Subway Cave Lava Tube
The Subway Cave Lava Tube, located outside of Lassen National Park and only 25 minutes from Burney Falls is one of the most easily accessible lava caves in the world. It is also one of the coolest I have personally seen. The entire trail is only about 1/3 of a mile, so most anyone can do this.
While inside the cave you will stumble (literally!) across the self guided tour signage pointing out some of the coolest features of the cave. Even if you miss some of these, it is an amazing experience to be walking in a tube where lave once flowed.
Even though the trail itself is easy, it is pitch black inside and the ground is quite uneven. It is imperative to have a strong high powered flashlight to really get the most out of your experience. We did not heed those warnings and brought wimpy lights with us which meant we spent more of our time in the dark than seeing the cool formations!
Make sure to bring a light jacket as well since it’s cool year round. The cave is only open from October, so plan accordingly.
Lake Shasta Caverns National Natural Landmark
The Lake Shasta Caverns are a must visit when visiting Upstate California. Just getting to the caverns is an adventure as you must take a boat across the beautifully tinted lake before boarding a bus to take you to the caverns. While waiting to board your bus and/or boat, keep your eyes peeled as you just might see some local wildlife. We saw several hawks and even a bald eagle during our visit.

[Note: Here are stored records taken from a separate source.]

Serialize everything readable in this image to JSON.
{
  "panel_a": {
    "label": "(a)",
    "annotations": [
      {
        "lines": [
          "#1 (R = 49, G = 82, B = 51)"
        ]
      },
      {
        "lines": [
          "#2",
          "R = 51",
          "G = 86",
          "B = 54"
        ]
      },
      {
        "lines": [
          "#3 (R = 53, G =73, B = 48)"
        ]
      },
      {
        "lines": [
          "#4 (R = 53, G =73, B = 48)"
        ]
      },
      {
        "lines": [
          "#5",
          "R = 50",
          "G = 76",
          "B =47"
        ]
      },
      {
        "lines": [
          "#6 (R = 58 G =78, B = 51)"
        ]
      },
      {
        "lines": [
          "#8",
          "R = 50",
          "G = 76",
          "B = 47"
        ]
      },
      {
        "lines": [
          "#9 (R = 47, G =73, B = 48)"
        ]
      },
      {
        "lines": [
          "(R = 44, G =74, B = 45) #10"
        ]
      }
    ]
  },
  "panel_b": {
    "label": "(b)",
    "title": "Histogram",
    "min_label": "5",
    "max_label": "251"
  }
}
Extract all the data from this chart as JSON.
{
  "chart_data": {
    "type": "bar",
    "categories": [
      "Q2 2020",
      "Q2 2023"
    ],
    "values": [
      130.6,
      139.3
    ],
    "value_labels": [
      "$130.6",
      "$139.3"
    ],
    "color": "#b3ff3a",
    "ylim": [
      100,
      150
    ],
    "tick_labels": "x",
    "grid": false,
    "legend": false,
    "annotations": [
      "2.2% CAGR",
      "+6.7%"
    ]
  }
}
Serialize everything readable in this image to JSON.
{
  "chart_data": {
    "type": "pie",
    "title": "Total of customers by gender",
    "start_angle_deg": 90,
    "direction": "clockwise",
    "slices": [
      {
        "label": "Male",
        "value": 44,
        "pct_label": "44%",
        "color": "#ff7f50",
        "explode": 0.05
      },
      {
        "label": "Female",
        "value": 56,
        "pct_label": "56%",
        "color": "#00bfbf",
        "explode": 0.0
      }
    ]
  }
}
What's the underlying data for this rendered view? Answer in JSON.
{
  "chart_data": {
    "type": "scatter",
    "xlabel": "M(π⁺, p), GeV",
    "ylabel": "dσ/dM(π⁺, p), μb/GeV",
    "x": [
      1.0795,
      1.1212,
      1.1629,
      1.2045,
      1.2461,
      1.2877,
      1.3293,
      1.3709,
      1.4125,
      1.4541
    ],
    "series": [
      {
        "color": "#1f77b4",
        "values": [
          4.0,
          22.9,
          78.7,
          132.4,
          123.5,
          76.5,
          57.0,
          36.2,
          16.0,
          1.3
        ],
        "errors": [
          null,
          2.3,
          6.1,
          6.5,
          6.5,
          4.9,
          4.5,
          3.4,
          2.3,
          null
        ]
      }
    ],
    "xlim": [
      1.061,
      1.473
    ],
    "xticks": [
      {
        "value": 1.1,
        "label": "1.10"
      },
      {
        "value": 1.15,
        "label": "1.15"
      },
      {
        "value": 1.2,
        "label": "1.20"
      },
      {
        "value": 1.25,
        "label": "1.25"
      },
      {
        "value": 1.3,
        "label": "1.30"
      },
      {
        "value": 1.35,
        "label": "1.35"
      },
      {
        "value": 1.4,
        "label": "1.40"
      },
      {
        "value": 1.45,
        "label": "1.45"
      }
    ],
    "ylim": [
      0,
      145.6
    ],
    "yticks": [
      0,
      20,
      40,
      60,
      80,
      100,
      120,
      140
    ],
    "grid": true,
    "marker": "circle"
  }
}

One you arrive to the caverns, you are taken on a guided tour through the cave system up and down over 600 stairs along the way, with some very steep stair climbs included. Overall, anyone of general fitness can do the tour, but smaller kids will need to be carried as strollers are not allowed.

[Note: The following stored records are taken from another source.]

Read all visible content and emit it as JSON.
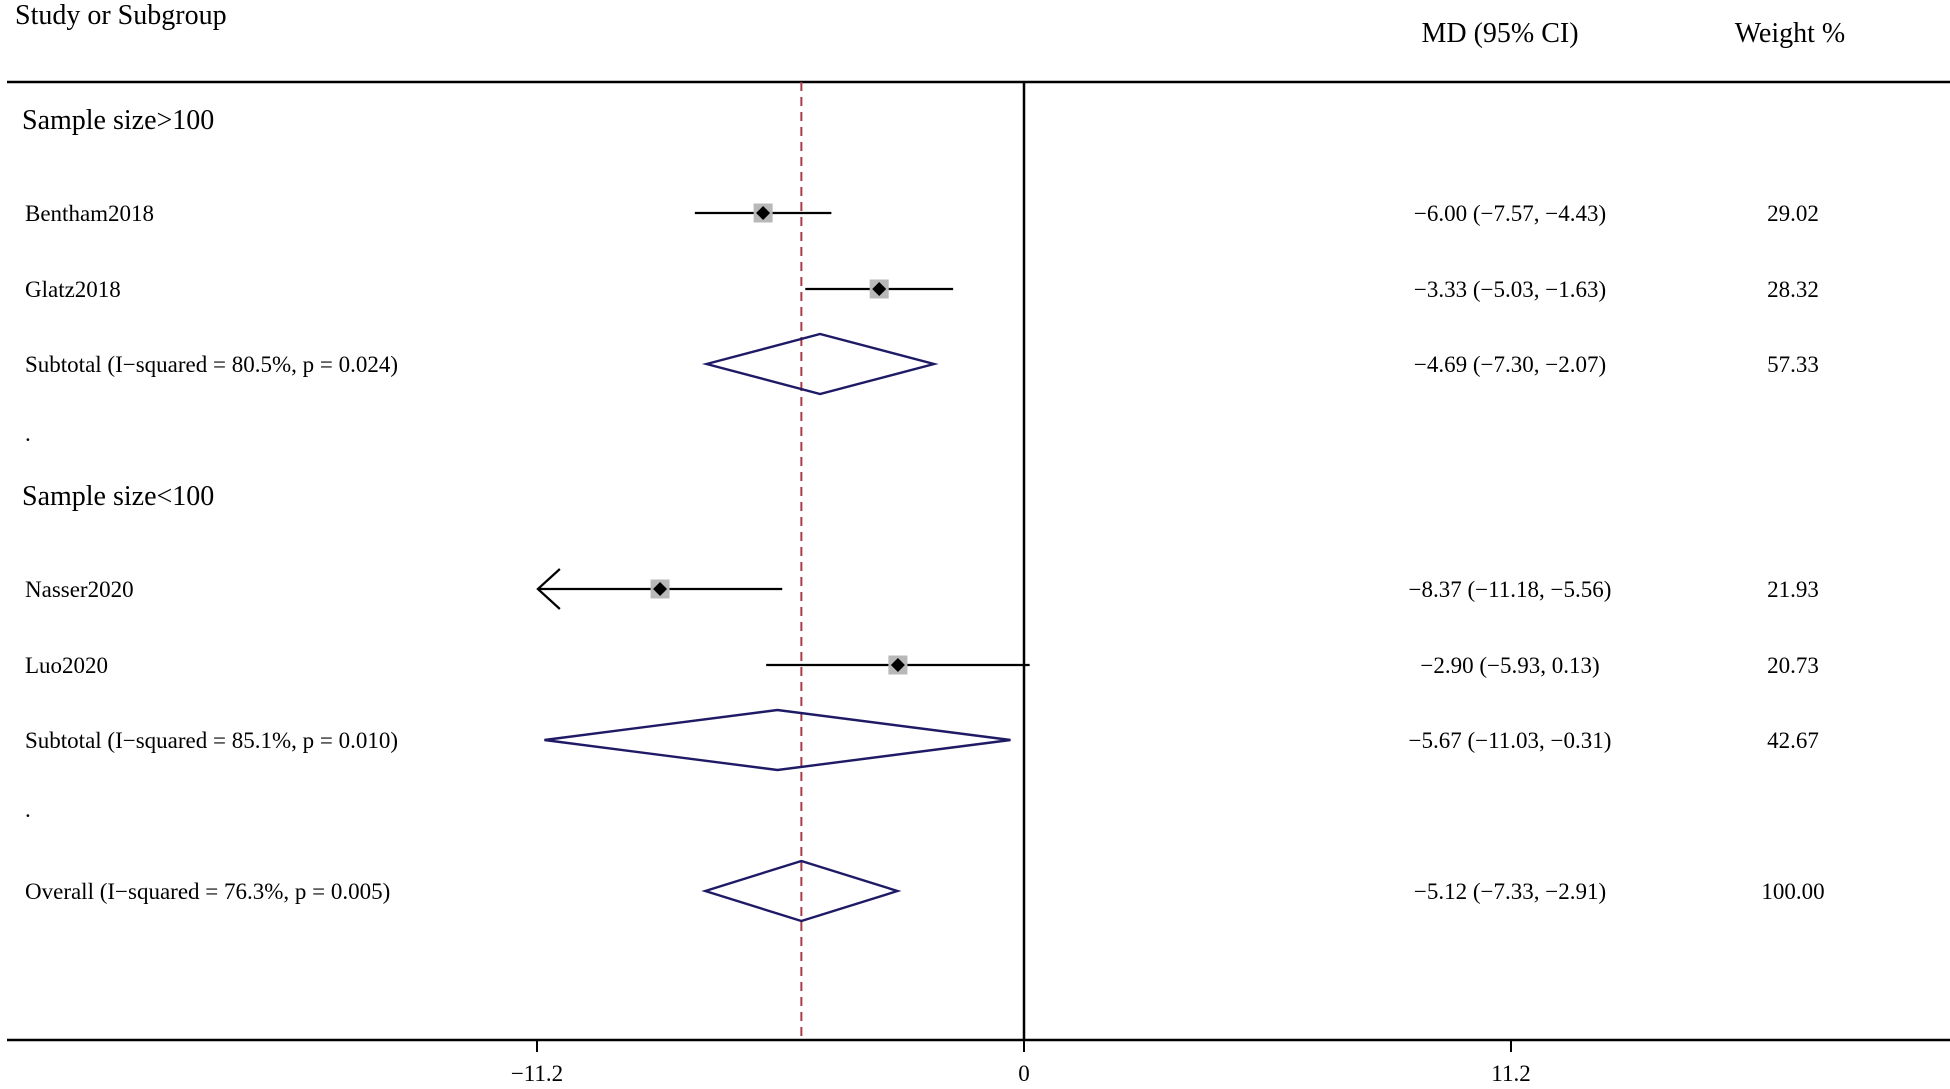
{
  "headers": {
    "study": "Study or Subgroup",
    "effect": "MD (95% CI)",
    "weight": "Weight %"
  },
  "colors": {
    "axis": "#000000",
    "ci_line": "#000000",
    "box": "#b8b8b8",
    "point": "#000000",
    "diamond": "#1f1a66",
    "overall_line": "#a83a4a"
  },
  "chart_data": {
    "type": "forest",
    "measure": "MD",
    "x_ticks": [
      -11.2,
      0,
      11.2
    ],
    "x_tick_labels": [
      "−11.2",
      "0",
      "11.2"
    ],
    "xlim": [
      -11.2,
      11.2
    ],
    "null_line": 0,
    "overall_effect": -5.12,
    "rows": [
      {
        "kind": "group",
        "label": "Sample size>100"
      },
      {
        "kind": "study",
        "label": "Bentham2018",
        "est": -6.0,
        "lo": -7.57,
        "hi": -4.43,
        "ci_text": "−6.00 (−7.57, −4.43)",
        "weight": "29.02",
        "weight_value": 29.02
      },
      {
        "kind": "study",
        "label": "Glatz2018",
        "est": -3.33,
        "lo": -5.03,
        "hi": -1.63,
        "ci_text": "−3.33 (−5.03, −1.63)",
        "weight": "28.32",
        "weight_value": 28.32
      },
      {
        "kind": "subtotal",
        "label": "Subtotal  (I−squared = 80.5%, p = 0.024)",
        "est": -4.69,
        "lo": -7.3,
        "hi": -2.07,
        "ci_text": "−4.69 (−7.30, −2.07)",
        "weight": "57.33"
      },
      {
        "kind": "spacer",
        "label": "."
      },
      {
        "kind": "group",
        "label": "Sample size<100"
      },
      {
        "kind": "study",
        "label": "Nasser2020",
        "est": -8.37,
        "lo": -11.18,
        "hi": -5.56,
        "ci_text": "−8.37 (−11.18, −5.56)",
        "weight": "21.93",
        "weight_value": 21.93,
        "arrow_left": true
      },
      {
        "kind": "study",
        "label": "Luo2020",
        "est": -2.9,
        "lo": -5.93,
        "hi": 0.13,
        "ci_text": "−2.90 (−5.93, 0.13)",
        "weight": "20.73",
        "weight_value": 20.73
      },
      {
        "kind": "subtotal",
        "label": "Subtotal  (I−squared = 85.1%, p = 0.010)",
        "est": -5.67,
        "lo": -11.03,
        "hi": -0.31,
        "ci_text": "−5.67 (−11.03, −0.31)",
        "weight": "42.67"
      },
      {
        "kind": "spacer",
        "label": "."
      },
      {
        "kind": "overall",
        "label": "Overall  (I−squared = 76.3%, p = 0.005)",
        "est": -5.12,
        "lo": -7.33,
        "hi": -2.91,
        "ci_text": "−5.12 (−7.33, −2.91)",
        "weight": "100.00"
      }
    ]
  }
}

Note: Backpacks are also not allowed at all, so you will need to carry a small purse with your water, snacks and camera. The temperatures remains a constant 58 degrees year round, however with the high level of humidity it actually feels 68-70 degrees. We did not require jackets, but bring a long sleeve just in case.

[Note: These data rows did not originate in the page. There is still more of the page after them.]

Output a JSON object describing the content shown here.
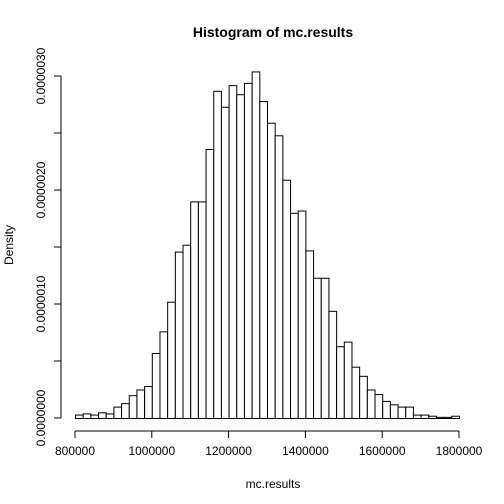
{
  "chart_data": {
    "type": "bar",
    "title": "Histogram of mc.results",
    "xlabel": "mc.results",
    "ylabel": "Density",
    "xlim": [
      800000,
      1800000
    ],
    "ylim": [
      0,
      3e-06
    ],
    "x_ticks": [
      800000,
      1000000,
      1200000,
      1400000,
      1600000,
      1800000
    ],
    "x_tick_labels": [
      "800000",
      "1000000",
      "1200000",
      "1400000",
      "1600000",
      "1800000"
    ],
    "y_ticks": [
      0,
      5e-07,
      1e-06,
      1.5e-06,
      2e-06,
      2.5e-06,
      3e-06
    ],
    "y_tick_labels": [
      "0.0000000",
      "",
      "0.0000010",
      "",
      "0.0000020",
      "",
      "0.0000030"
    ],
    "bin_width": 20000,
    "bin_start": 800000,
    "values": [
      3e-08,
      4e-08,
      3e-08,
      5e-08,
      4e-08,
      1e-07,
      1.3e-07,
      2e-07,
      2.5e-07,
      2.8e-07,
      5.7e-07,
      7.6e-07,
      1.02e-06,
      1.46e-06,
      1.52e-06,
      1.9e-06,
      1.9e-06,
      2.36e-06,
      2.87e-06,
      2.73e-06,
      2.92e-06,
      2.84e-06,
      2.94e-06,
      3.04e-06,
      2.78e-06,
      2.59e-06,
      2.48e-06,
      2.09e-06,
      1.8e-06,
      1.82e-06,
      1.47e-06,
      1.23e-06,
      1.23e-06,
      9.4e-07,
      6.3e-07,
      6.7e-07,
      4.5e-07,
      3.7e-07,
      2.5e-07,
      2.1e-07,
      1.5e-07,
      1.2e-07,
      1e-07,
      1e-07,
      3e-08,
      3e-08,
      2e-08,
      1e-08,
      1e-08,
      2e-08
    ],
    "grid": false,
    "legend": "none"
  }
}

Lassen Volcanic National Park
A bit further afield from Redding, but still doable as a day trip is Lassen Volcanic National Park. This is one of California’s 9 National Parks in the state. Also one of the least visited, mainly due to the short season that it is open. The two visitor centers on either end of the park are accessible for much of the season, however, the main road running through the park opens at different times each year depending on the snow fall. In 2017 the road didn’t open fully until July.
Lassen National Park is an amazing place to visit as it is one of the only places in the world to showcase the 4 types of volcanos as well as many hydrothermal features such as steam vents, mud pots and more. For visitors with a short amount of time, you can hike around Manzanita Lake, drive through the park stopping at various self guided tour signage and pop into Sulfur Works to see a boiling mud pot in action. This is a must visit if you are in the vicinity!
Where to Stay in Redding & Upstate California
Upstate California has an abundance of places to stay, however most tend to be either camping sites out in nature or chain hotels in the town of Redding itself. During our visit we stayed at the TownePlace Suites in Redding which was perfect for our visit. We had a one bedroom suite that included a kitchen with a full size refrigerator, a work space for me and plenty of room for my little one to run around. In a town of mostly chain hotels, this Marriott owned hotel is a great choice.
If we had been able to book our visit earlier, I would have also checked out the Drakesbad Guest Ranch near Lassen as well as the cabins at Manzanita Lake. You can’t go wrong staying in Redding however as there are a lot of great local restaurants to eat at after your day of explorations in the region. Some of our favorites were: Corbett’s for a delicious diner breakfast, Cinder’s Wood Fire Pizza for unique flavored pizza and Mosaic for killer weekend brunch options.
Have you been to Upstate California? Do you have some favorite nature-scapes that we missed?